Духовно опытные люди умели распознавать природу и источники этих излучений. Давнишняя, прежняя русская жизнь имела в себе это Христово тепло, этот неугасимый огонек в своем народном сердце и она это тепло несомненно излучала, независимо от того, были ли это великокняжеские покои или крестьянская курная изба. Еще в избе-то и потеплее было…

Не это ли имел в виду Гоголь, когда в полемике с холодными позитивистами-западниками говорил о том, что пусть на Руси и было недостаточно света, зато тепла много было. Слово «свет» в данном случае было употреблено в понимании позитивистов, для которых «свет» – это атеистическое «европросвещение», культ человека и культ человеческого позитивного знания, культ «видимого» и полное пренебрежение к тому невидимому, которое познает, любит и чтит верующий человек.

Это тепло передавалось на Руси по наследству, этим теплом согревались и освящались младенцы еще в материнских лонах. Тепло это святило весь быт, внутрисемейные и внешние отношения людей, являло замечательную с в я т у ю простоту в поведении людей, а между духовным теплом и простотой в Боге есть самая, что ни на есть, непосредственная и прямая взаимозависимость. И тепло и простота – следствие духовной очищенности души от чуждых ей демонов, духов: «насельников»-паразитов, которые когда завладеют чьей-то душою, то оттуда на мир дышат леденящим холодом своих демонических энергий. И дело это в жизни вполне заурядное, на каждом углу ныне встречающееся. Только, если раньше, в старинной России, преобладало тепло, то нынче, несомненно, преобладает с большим перевесом холод, даже в, казалось бы, основательно верующей церковной среде. Вот почему не принимает душа дифирамбов современному состоянию нашего народа, даже воспеваемых из самых лучших побуждений: мол, унижен, народ русский, – надо дух поднять. Чтобы поднять дух, надо не замыливать народу глаза, а знать правду о нашем духовном состоянии и тех страшных духовных повреждениях, которыми обернулся для нас XX век. Нельзя крайне тяжело больному все время говорить, что он здоров и прекрасен. Пока не умрет благополучно… Лучше сказать с любовью правду и помочь восстановить свои былые силы.

…Есть такая древняя молитва Святому Духу – ее нашел один старинный, воспитанный в очень светлом духовном окружении, православный человек в Киево-Печерском Молитвослове издания 1876 года:

«Душе благий и истинный! Прииди ныне с высоты святыя Твоея и вселися в ны, отыми от нас сердце каменное, и даруй нам сердце плотяное, – и благодатным веянием Твоим потреби в нас тлетворныя страсти, и дух правый обнови во утробах наших, да облагодетельствованнные Тобою, мы единодушно воскликнем: видехом Свет Истины, прияхом Духа Небеснаго. Ему же со Отцем и Сыном подобает Всякая Слава, Честь и поклонение. Аминь».

Вот именно «плотяными», теплыми, отзывчивыми и были когда-то сердца нашего народа, разумеется, не в поголовном его исчислении, а, как говорят социологи, в выборочной совокупности, которая может довольно правдиво свидетельствовать и о состоянии целого.

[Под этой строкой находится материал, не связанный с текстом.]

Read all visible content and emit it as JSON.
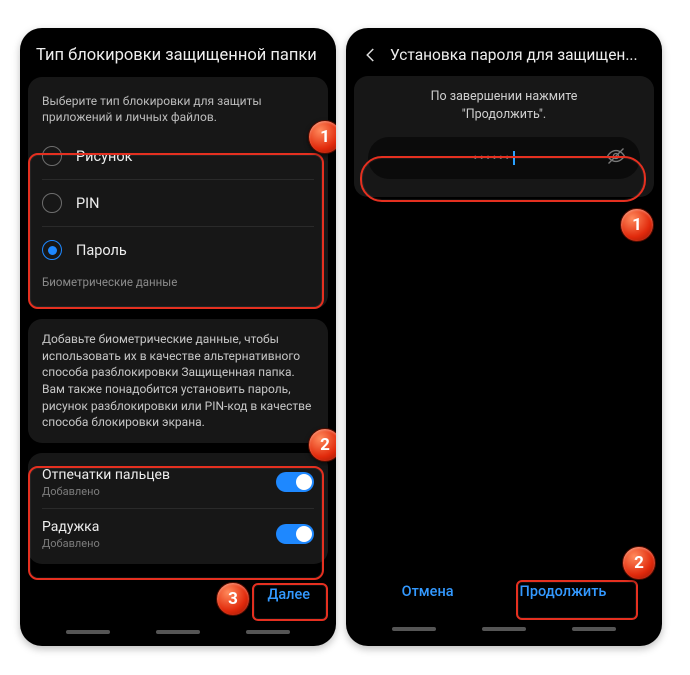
{
  "left": {
    "title": "Тип блокировки защищенной папки",
    "desc": "Выберите тип блокировки для защиты приложений и личных файлов.",
    "options": [
      {
        "label": "Рисунок",
        "selected": false
      },
      {
        "label": "PIN",
        "selected": false
      },
      {
        "label": "Пароль",
        "selected": true
      }
    ],
    "bio_header": "Биометрические данные",
    "bio_desc": "Добавьте биометрические данные, чтобы использовать их в качестве альтернативного способа разблокировки Защищенная папка. Вам также понадобится установить пароль, рисунок разблокировки или PIN-код в качестве способа блокировки экрана.",
    "bio_items": [
      {
        "label": "Отпечатки пальцев",
        "sub": "Добавлено",
        "on": true
      },
      {
        "label": "Радужка",
        "sub": "Добавлено",
        "on": true
      }
    ],
    "next": "Далее"
  },
  "right": {
    "title": "Установка пароля для защищен...",
    "hint_line1": "По завершении нажмите",
    "hint_line2": "\"Продолжить\".",
    "pw_value": "••••••",
    "cancel": "Отмена",
    "continue": "Продолжить"
  },
  "badges": {
    "b1": "1",
    "b2": "2",
    "b3": "3"
  }
}
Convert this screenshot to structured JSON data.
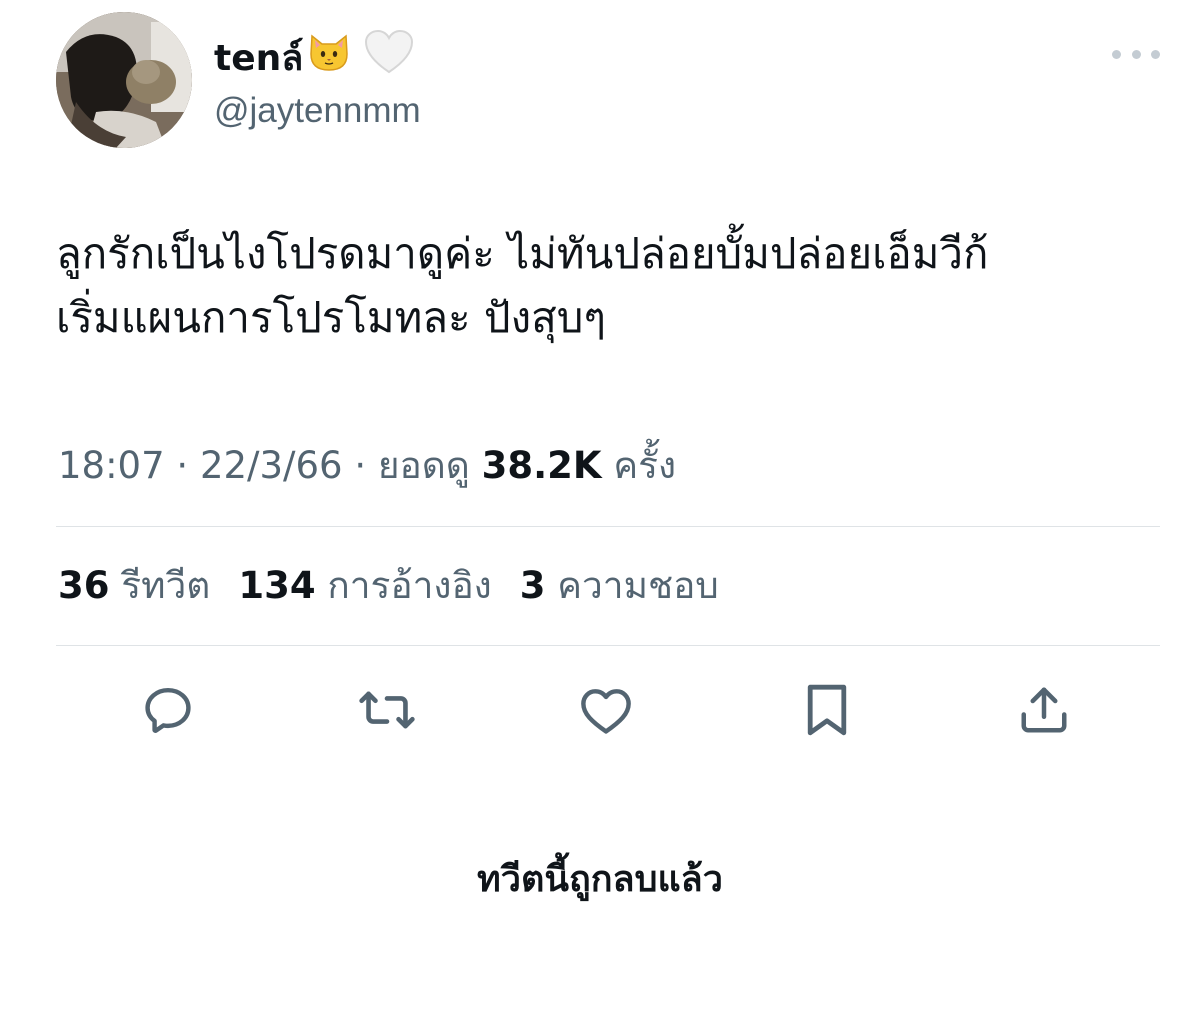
{
  "user": {
    "display_name": "tenล์",
    "handle": "@jaytennmm"
  },
  "tweet": {
    "lines": [
      "ลูกรักเป็นไงโปรดมาดูค่ะ ไม่ทันปล่อยบั้มปล่อยเอ็มวีก้",
      "เริ่มแผนการโปรโมทละ ปังสุบๆ"
    ],
    "time": "18:07",
    "date": "22/3/66",
    "views_label": "ยอดดู",
    "views_count": "38.2K",
    "views_suffix": "ครั้ง",
    "separator": "·"
  },
  "stats": {
    "retweets_count": "36",
    "retweets_label": "รีทวีต",
    "quotes_count": "134",
    "quotes_label": "การอ้างอิง",
    "likes_count": "3",
    "likes_label": "ความชอบ"
  },
  "icons": [
    "reply-icon",
    "retweet-icon",
    "like-icon",
    "bookmark-icon",
    "share-icon"
  ],
  "notice": "ทวีตนี้ถูกลบแล้ว",
  "colors": {
    "text": "#0f1419",
    "secondary": "#536471",
    "icon": "#536471",
    "divider": "#dfe3e6"
  }
}
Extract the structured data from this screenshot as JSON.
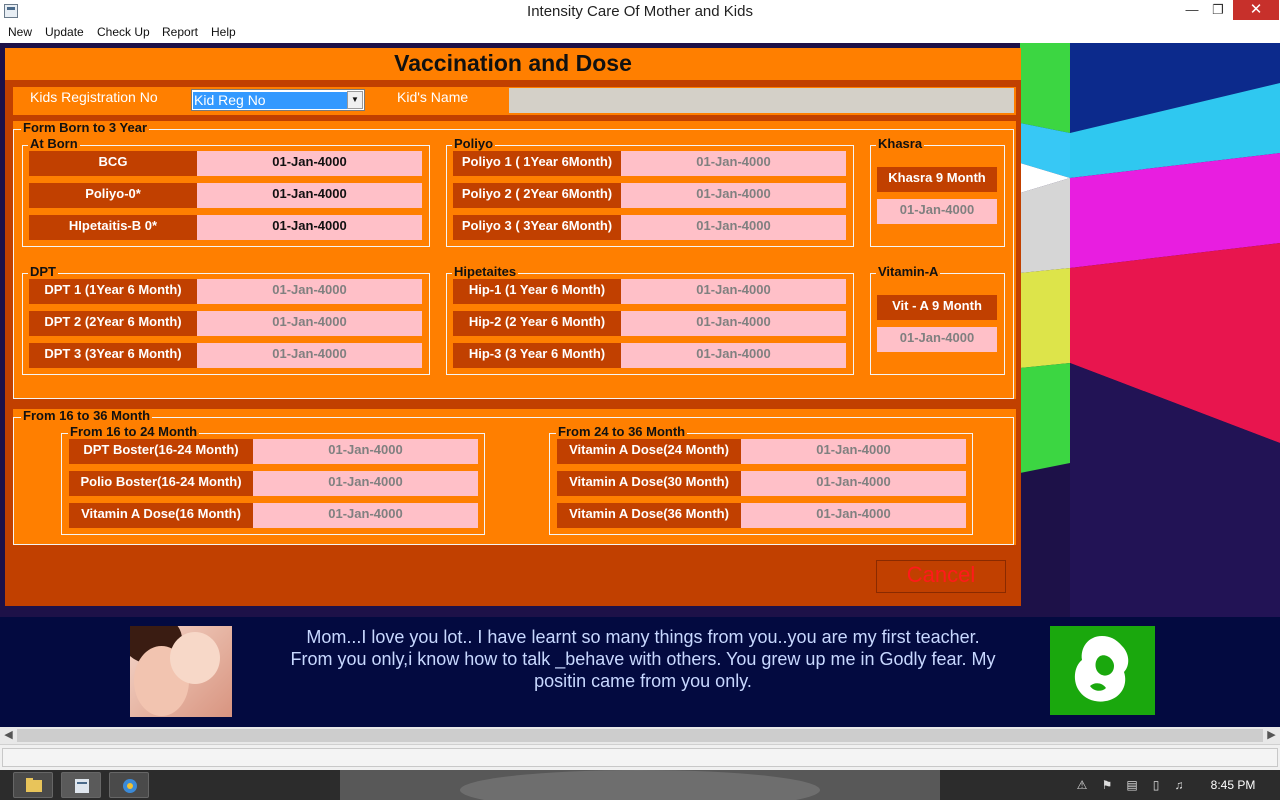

Духовная благодать, несомненно, может передаваться в качестве залога добра и по наследству, хотя при этом действует, как того сама хочет. Но если человек нерадит о ее преумножении, а как тот Евангельский раб, закапывает свой единственный, полученный от Бога талант в землю, то не только благодать от него отымается, – «Возьмите у него талант и дайте имеющему десять талантов. Ибо всякому имеющему дастся и приумножится; а у неимеющего отнимется и то, что имеет…», но и человека такого нерадивого ждет худой конец: «А негодного раба выбросьте во тьму кромешную; там будет плач и скрежет зубов» (Мф. 25: 14–30).